News Room - Business/Economics

Posted on 17 Nov 2009

Japan 3Q GDP grows 4.8%, biggest jump in two years

Japan's economy expanded at an annual pace of 4.8 percent in the third quarter, the government said Monday.

The result marks the second straight quarter of expansion and the biggest rise in real gross domestic product since 2007.

On a quarterly basis, GDP was up 1.2 percent from the previous three-month period, according to the Cabinet Office's preliminary data.

The figure beats Kyodo news agency's forecast for an annualized increase of 2.6 percent and quarterly growth of 0.6 percent.

GDP, or the total value of the nation's goods and services, rose at a revised annual pace of 2.7 percent in the April-June period after posting a record decline in the first quarter.

Driving the third quarter economy was a 1.6 percent increase in capital spending by companies, bolstered by recovering global demand.

Japan's economy, which relies heavily on the world to buy its cars and gadgets, fell into its worst recession since World War II earlier this year in the wake of the global financial crisis.

Emergency spending by governments around the world has kickstarted demand, particularly in China and the rest of Asia.

Exports jumped 6.4 percent from the April-July period, the Cabinet Office said.

Domestic stimulus measures and consumer incentives to buy eco-friendly products have also helped.

Consumer spending, which accounts for about 60 percent of Japanese GDP, rose 0.7 percent from the second quarter.

Still, the central bank predicted last month that it would be a sluggish few years for Japan.

It warned of a tepid recovery combined with three straight years of deflation.

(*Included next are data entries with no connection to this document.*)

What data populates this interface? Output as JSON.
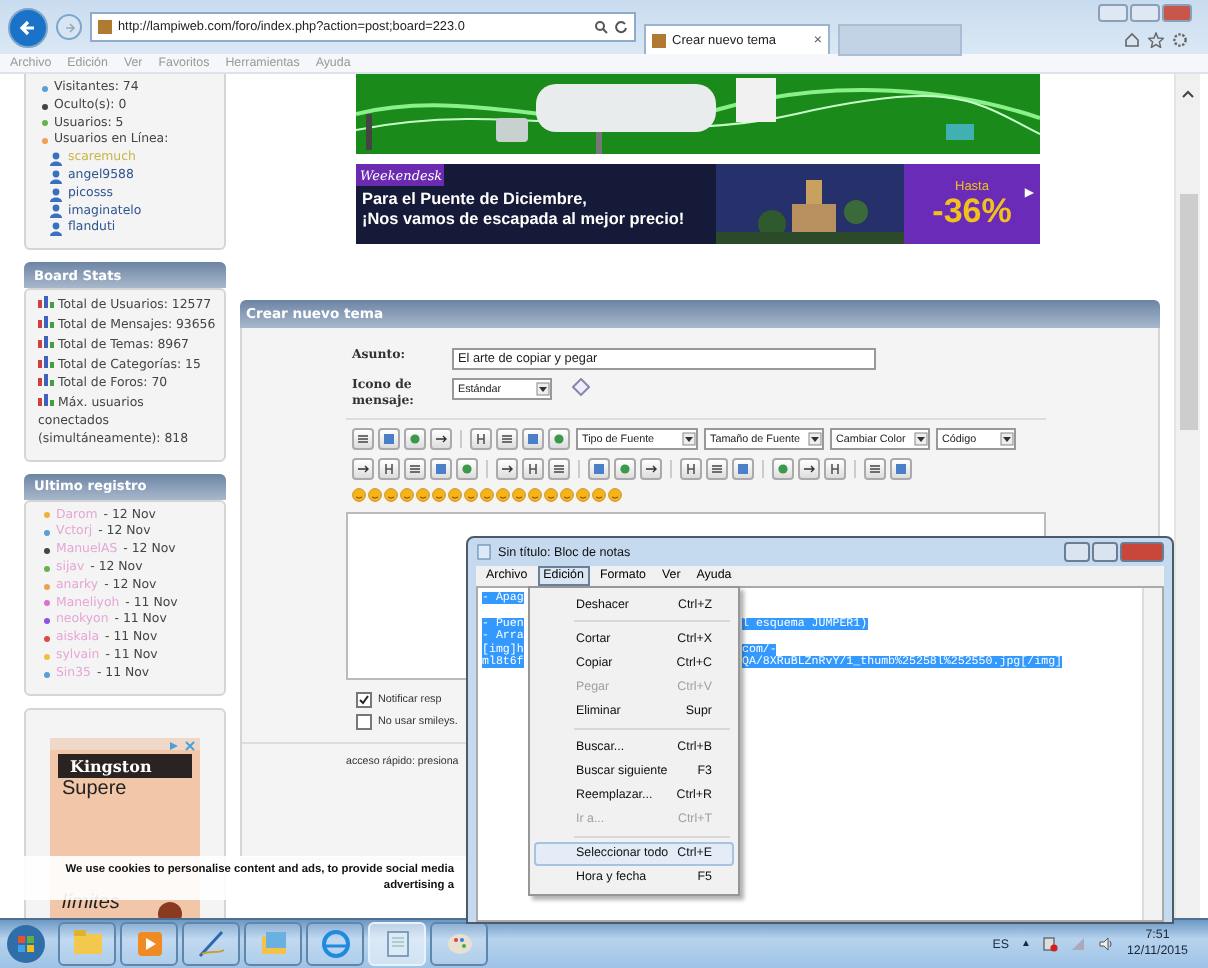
{
  "browser": {
    "address": "http://lampiweb.com/foro/index.php?action=post;board=223.0",
    "tabs": [
      {
        "label": "Crear nuevo tema",
        "selected": true
      }
    ],
    "tab_close": "×",
    "menu": [
      "Archivo",
      "Edición",
      "Ver",
      "Favoritos",
      "Herramientas",
      "Ayuda"
    ]
  },
  "sidebar": {
    "online_stats": [
      {
        "label": "Visitantes: 74",
        "color": "#5aa0d8"
      },
      {
        "label": "Oculto(s): 0",
        "color": "#444444"
      },
      {
        "label": "Usuarios: 5",
        "color": "#6ab04c"
      },
      {
        "label": "Usuarios en Línea:",
        "color": "#f0a050"
      }
    ],
    "online_users": [
      {
        "name": "scaremuch",
        "color": "#c9b54a"
      },
      {
        "name": "angel9588",
        "color": "#2f5590"
      },
      {
        "name": "picosss",
        "color": "#2f5590"
      },
      {
        "name": "imaginatelo",
        "color": "#2f5590"
      },
      {
        "name": "flanduti",
        "color": "#2f5590"
      }
    ],
    "board_stats": {
      "title": "Board Stats",
      "items": [
        "Total de Usuarios: 12577",
        "Total de Mensajes: 93656",
        "Total de Temas: 8967",
        "Total de Categorías: 15",
        "Total de Foros: 70",
        "Máx. usuarios conectados (simultáneamente): 818"
      ]
    },
    "latest": {
      "title": "Ultimo registro",
      "items": [
        {
          "name": "Darom",
          "date": "- 12 Nov",
          "color": "#f0b040"
        },
        {
          "name": "Vctorj",
          "date": "- 12 Nov",
          "color": "#5aa0d8"
        },
        {
          "name": "ManuelAS",
          "date": "- 12 Nov",
          "color": "#444444"
        },
        {
          "name": "sijav",
          "date": "- 12 Nov",
          "color": "#6ab04c"
        },
        {
          "name": "anarky",
          "date": "- 12 Nov",
          "color": "#f0a050"
        },
        {
          "name": "Maneliyoh",
          "date": "- 11 Nov",
          "color": "#e070d0"
        },
        {
          "name": "neokyon",
          "date": "- 11 Nov",
          "color": "#9050e0"
        },
        {
          "name": "aiskala",
          "date": "- 11 Nov",
          "color": "#e04848"
        },
        {
          "name": "sylvain",
          "date": "- 11 Nov",
          "color": "#f0c040"
        },
        {
          "name": "Sin35",
          "date": "- 11 Nov",
          "color": "#5aa0d8"
        }
      ]
    },
    "ad": {
      "brand": "Kingston",
      "lines": [
        "Supere",
        "límites"
      ]
    }
  },
  "banner": {
    "logo": "Weekendesk",
    "headline": [
      "Para el Puente de Diciembre,",
      "¡Nos vamos de escapada al mejor precio!"
    ],
    "offer_label": "Hasta",
    "offer": "-36%",
    "arrow": "▶"
  },
  "post_form": {
    "title": "Crear nuevo tema",
    "subject_label": "Asunto:",
    "subject": "El arte de copiar y pegar",
    "icon_label": "Icono de mensaje:",
    "icon_value": "Estándar",
    "selects": [
      "Tipo de Fuente",
      "Tamaño de Fuente",
      "Cambiar Color",
      "Código"
    ],
    "options": [
      {
        "label": "Notificar resp",
        "checked": true
      },
      {
        "label": "No usar smileys.",
        "checked": false
      }
    ],
    "quick_access": "acceso rápido: presiona"
  },
  "cookie_notice": [
    "We use cookies to personalise content and ads, to provide social media",
    "advertising a"
  ],
  "notepad": {
    "title": "Sin título: Bloc de notas",
    "text_selected": true,
    "menu": [
      {
        "label": "Archivo",
        "selected": false
      },
      {
        "label": "Edición",
        "selected": true
      },
      {
        "label": "Formato",
        "selected": false
      },
      {
        "label": "Ver",
        "selected": false
      },
      {
        "label": "Ayuda",
        "selected": false
      }
    ],
    "lines": [
      {
        "left": "- Apag"
      },
      {
        "left": "- Puen",
        "right": "l esquema JUMPER1)"
      },
      {
        "left": "- Arra"
      },
      {
        "left": "[img]h",
        "right": "com/-"
      },
      {
        "left": "ml8t6f",
        "right": "QA/8XRuBLZnRvY/1_thumb%25258l%252550.jpg[/img]"
      }
    ],
    "edit_menu": [
      [
        {
          "label": "Deshacer",
          "shortcut": "Ctrl+Z",
          "disabled": false,
          "selected": false
        }
      ],
      [
        {
          "label": "Cortar",
          "shortcut": "Ctrl+X",
          "disabled": false,
          "selected": false
        },
        {
          "label": "Copiar",
          "shortcut": "Ctrl+C",
          "disabled": false,
          "selected": false
        },
        {
          "label": "Pegar",
          "shortcut": "Ctrl+V",
          "disabled": true,
          "selected": false
        },
        {
          "label": "Eliminar",
          "shortcut": "Supr",
          "disabled": false,
          "selected": false
        }
      ],
      [
        {
          "label": "Buscar...",
          "shortcut": "Ctrl+B",
          "disabled": false,
          "selected": false
        },
        {
          "label": "Buscar siguiente",
          "shortcut": "F3",
          "disabled": false,
          "selected": false
        },
        {
          "label": "Reemplazar...",
          "shortcut": "Ctrl+R",
          "disabled": false,
          "selected": false
        },
        {
          "label": "Ir a...",
          "shortcut": "Ctrl+T",
          "disabled": true,
          "selected": false
        }
      ],
      [
        {
          "label": "Seleccionar todo",
          "shortcut": "Ctrl+E",
          "disabled": false,
          "selected": true
        },
        {
          "label": "Hora y fecha",
          "shortcut": "F5",
          "disabled": false,
          "selected": false
        }
      ]
    ]
  },
  "taskbar": {
    "apps": [
      {
        "selected": false
      },
      {
        "selected": false
      },
      {
        "selected": false
      },
      {
        "selected": false
      },
      {
        "selected": false
      },
      {
        "selected": true
      },
      {
        "selected": false
      }
    ],
    "language": "ES",
    "tray_arrow": "▲",
    "time": "7:51",
    "date": "12/11/2015"
  }
}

Despite improving earnings for companies, demand in Japan remains lackluster and the job market is weak.

Prices are falling as a result, with the nation's core consumer price index down 2.3 percent in September from the previous year.

Deflation, which plagued Japan during its so-called "lost decade" of the 1990s, can hamper growth by depressing company profits and causing consumers to postpone purchases.

This can lead to production and wage cuts, as well as increase debt burdens.